Si le Dieu de mon père, le Dieu d’Abraham et la Crainte d’Isaac [Paḥad Yitsḥaq : titre singulier, « celui qu’Isaac craint / révère »], n’avait été pour moi, maintenant tu m’aurais renvoyé à vide. Dieu a vu mon affliction et le travail de mes mains, et il a jugé [yakhaḥ : trancher, reprendre, rendre sentence] hier soir. »
Laban répondit à Jacob : « Ces filles sont mes filles, ces enfants sont mes enfants, ce troupeau est mon troupeau, et tout ce que tu vois est à moi. Mais que pourrais-je faire aujourd’hui contre mes filles ou contre les enfants qu’elles ont mis au monde ?
Et maintenant, viens : coupons une alliance [nikhretah berit : litt. « coupons une alliance »], moi et toi, et qu’elle soit témoin entre moi et toi. »
Jacob prit une pierre et la dressa comme stèle.
Puis il dit à ses proches : « Ramassez des pierres. » Ils prirent des pierres, en firent un tas et mangèrent là, près du tas.
Laban l’appela Yegar-Sahadouta, et Jacob l’appela Gal-Éd.
Laban dit : « Ce gal [tas] est aujourd’hui ‘ed [témoin] entre moi et toi. » C’est pourquoi son nom fut appelé Gal-Éd, Galaad [jeu de mots gal / ‘ed].
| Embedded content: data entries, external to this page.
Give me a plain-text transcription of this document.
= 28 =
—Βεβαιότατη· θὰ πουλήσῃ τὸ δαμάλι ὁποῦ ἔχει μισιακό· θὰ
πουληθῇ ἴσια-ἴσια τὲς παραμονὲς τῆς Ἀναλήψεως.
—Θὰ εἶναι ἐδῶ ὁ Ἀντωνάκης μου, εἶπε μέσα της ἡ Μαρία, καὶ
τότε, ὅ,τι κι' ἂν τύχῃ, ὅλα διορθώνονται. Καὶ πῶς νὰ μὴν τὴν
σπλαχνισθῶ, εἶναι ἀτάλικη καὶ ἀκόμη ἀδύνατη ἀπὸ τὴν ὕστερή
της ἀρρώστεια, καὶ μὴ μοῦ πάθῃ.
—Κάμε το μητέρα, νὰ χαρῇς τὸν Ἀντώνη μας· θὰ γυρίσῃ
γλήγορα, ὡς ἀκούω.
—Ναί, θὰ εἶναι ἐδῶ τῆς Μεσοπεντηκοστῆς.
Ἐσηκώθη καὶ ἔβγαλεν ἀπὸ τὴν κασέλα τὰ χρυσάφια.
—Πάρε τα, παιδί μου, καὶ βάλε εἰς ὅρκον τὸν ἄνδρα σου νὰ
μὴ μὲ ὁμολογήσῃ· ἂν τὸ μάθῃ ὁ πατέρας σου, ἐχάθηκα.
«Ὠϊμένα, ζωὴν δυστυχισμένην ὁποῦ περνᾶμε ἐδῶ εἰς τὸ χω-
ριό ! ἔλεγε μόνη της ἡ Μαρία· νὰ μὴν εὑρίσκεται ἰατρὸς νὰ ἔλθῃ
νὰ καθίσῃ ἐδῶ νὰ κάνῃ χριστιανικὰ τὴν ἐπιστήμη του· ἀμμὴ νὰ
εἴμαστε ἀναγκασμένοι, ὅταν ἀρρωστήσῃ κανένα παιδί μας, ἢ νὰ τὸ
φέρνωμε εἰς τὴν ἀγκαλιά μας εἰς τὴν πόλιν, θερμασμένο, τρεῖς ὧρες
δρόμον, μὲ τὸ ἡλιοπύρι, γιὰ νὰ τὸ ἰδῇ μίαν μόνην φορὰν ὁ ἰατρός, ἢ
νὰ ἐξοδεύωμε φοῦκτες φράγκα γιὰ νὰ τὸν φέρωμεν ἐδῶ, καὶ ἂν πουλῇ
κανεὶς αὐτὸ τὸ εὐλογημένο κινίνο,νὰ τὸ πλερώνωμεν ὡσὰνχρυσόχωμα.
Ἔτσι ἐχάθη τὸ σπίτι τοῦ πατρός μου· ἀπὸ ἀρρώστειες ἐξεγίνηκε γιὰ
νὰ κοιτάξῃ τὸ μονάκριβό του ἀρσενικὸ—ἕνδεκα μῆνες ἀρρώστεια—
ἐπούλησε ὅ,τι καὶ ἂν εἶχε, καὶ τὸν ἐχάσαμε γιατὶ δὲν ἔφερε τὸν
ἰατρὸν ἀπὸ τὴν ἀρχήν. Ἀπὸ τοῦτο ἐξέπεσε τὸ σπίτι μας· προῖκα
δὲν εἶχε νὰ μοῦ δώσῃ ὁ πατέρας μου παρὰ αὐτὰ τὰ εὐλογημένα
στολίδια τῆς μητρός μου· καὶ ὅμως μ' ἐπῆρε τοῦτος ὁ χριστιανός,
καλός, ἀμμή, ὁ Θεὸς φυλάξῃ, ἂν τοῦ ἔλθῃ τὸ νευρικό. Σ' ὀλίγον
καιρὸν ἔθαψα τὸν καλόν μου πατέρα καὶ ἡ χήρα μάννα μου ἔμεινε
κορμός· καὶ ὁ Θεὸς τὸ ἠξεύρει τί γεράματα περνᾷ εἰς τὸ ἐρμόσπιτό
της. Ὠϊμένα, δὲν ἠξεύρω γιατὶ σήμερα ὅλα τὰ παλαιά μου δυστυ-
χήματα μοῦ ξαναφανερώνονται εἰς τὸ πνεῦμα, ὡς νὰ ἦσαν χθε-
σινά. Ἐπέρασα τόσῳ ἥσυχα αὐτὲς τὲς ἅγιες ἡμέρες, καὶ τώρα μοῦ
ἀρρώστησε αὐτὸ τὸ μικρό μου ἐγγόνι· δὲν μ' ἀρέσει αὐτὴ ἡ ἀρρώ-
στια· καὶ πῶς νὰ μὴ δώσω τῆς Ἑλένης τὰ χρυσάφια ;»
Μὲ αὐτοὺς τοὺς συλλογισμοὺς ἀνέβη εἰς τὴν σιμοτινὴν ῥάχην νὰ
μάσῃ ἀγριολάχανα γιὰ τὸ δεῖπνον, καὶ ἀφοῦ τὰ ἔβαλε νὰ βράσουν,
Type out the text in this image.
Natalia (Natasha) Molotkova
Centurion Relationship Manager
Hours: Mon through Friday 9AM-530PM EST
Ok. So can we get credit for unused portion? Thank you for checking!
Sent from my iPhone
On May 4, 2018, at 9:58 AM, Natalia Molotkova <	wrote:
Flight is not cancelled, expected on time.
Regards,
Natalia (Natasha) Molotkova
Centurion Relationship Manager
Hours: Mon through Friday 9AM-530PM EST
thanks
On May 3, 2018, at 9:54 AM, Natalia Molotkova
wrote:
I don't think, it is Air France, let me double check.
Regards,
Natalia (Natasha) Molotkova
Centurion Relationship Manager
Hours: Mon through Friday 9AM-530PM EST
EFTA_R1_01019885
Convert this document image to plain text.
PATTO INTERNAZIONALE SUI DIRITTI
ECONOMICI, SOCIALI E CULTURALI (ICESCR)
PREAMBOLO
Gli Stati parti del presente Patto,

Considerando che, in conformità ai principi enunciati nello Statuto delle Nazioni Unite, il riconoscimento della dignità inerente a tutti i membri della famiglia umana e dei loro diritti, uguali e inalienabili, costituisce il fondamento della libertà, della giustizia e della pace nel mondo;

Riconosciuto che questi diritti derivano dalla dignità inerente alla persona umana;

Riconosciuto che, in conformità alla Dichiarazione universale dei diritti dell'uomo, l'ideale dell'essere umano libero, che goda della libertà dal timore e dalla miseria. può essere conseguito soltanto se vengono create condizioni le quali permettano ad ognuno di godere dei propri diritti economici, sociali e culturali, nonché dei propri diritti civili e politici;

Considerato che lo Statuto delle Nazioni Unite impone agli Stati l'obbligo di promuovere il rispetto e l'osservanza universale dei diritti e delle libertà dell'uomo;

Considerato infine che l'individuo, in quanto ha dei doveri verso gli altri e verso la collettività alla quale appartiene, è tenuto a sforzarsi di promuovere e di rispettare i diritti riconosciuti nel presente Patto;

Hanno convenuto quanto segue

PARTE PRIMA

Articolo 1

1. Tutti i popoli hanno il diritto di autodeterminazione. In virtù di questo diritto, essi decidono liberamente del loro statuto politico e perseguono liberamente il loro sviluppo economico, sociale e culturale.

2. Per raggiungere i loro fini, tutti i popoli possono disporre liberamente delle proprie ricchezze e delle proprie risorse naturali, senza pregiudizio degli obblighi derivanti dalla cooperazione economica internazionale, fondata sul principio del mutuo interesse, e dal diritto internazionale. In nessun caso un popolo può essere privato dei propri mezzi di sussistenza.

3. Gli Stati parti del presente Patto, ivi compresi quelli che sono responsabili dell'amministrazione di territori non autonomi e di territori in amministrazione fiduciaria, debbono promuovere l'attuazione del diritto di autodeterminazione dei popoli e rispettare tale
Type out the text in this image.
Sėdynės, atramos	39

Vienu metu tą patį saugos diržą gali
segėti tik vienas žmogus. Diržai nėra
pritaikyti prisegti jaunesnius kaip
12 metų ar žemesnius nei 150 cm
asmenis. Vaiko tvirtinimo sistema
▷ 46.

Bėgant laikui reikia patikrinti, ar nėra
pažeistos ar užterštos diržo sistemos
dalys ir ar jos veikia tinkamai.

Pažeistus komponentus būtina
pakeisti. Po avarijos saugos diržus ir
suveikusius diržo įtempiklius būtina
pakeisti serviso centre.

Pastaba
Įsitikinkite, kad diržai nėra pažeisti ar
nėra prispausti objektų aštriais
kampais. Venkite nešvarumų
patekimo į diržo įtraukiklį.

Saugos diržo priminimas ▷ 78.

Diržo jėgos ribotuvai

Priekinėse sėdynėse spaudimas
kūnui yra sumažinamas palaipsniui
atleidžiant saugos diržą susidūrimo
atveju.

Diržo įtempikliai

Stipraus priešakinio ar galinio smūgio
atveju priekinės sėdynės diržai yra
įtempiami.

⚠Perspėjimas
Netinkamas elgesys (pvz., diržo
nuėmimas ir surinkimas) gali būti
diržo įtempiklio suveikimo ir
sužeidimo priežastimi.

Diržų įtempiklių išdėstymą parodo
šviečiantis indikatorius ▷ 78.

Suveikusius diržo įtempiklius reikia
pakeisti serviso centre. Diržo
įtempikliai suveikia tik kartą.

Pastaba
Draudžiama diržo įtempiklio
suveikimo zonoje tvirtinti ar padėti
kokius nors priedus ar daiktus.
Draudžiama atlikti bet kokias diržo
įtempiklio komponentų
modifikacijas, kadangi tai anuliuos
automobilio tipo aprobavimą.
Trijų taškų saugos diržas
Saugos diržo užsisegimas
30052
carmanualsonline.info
Et aussi Mitspa [Mitspeh : poste d’observation, lieu de guet], car il dit : « Que le SEIGNEUR veille [yitsef : observe, guette] entre moi et toi lorsque nous serons cachés l’un à l’autre.
Si tu maltraites mes filles ou si tu prends d’autres femmes en plus de mes filles, même si personne n’est avec nous, souviens-toi que Dieu est témoin entre toi et moi. »
Laban dit encore à Jacob : « Voici ce tas et voici la stèle que j’ai dressée entre toi et moi.
Ce tas et cette stèle sont témoins : je ne dépasserai pas ce tas vers toi pour te faire du mal, et tu ne dépasseras pas ce tas ni cette stèle vers moi pour me faire du mal.
Que le Dieu d’Abraham et le Dieu de Nahor jugent entre nous, le Dieu de leur père. » Jacob jura par la Crainte d’Isaac [Paḥad Yitsḥaq], son père.
Jacob offrit un sacrifice sur la montagne et invita ses proches à manger. Ils mangèrent et passèrent la nuit dans la montagne.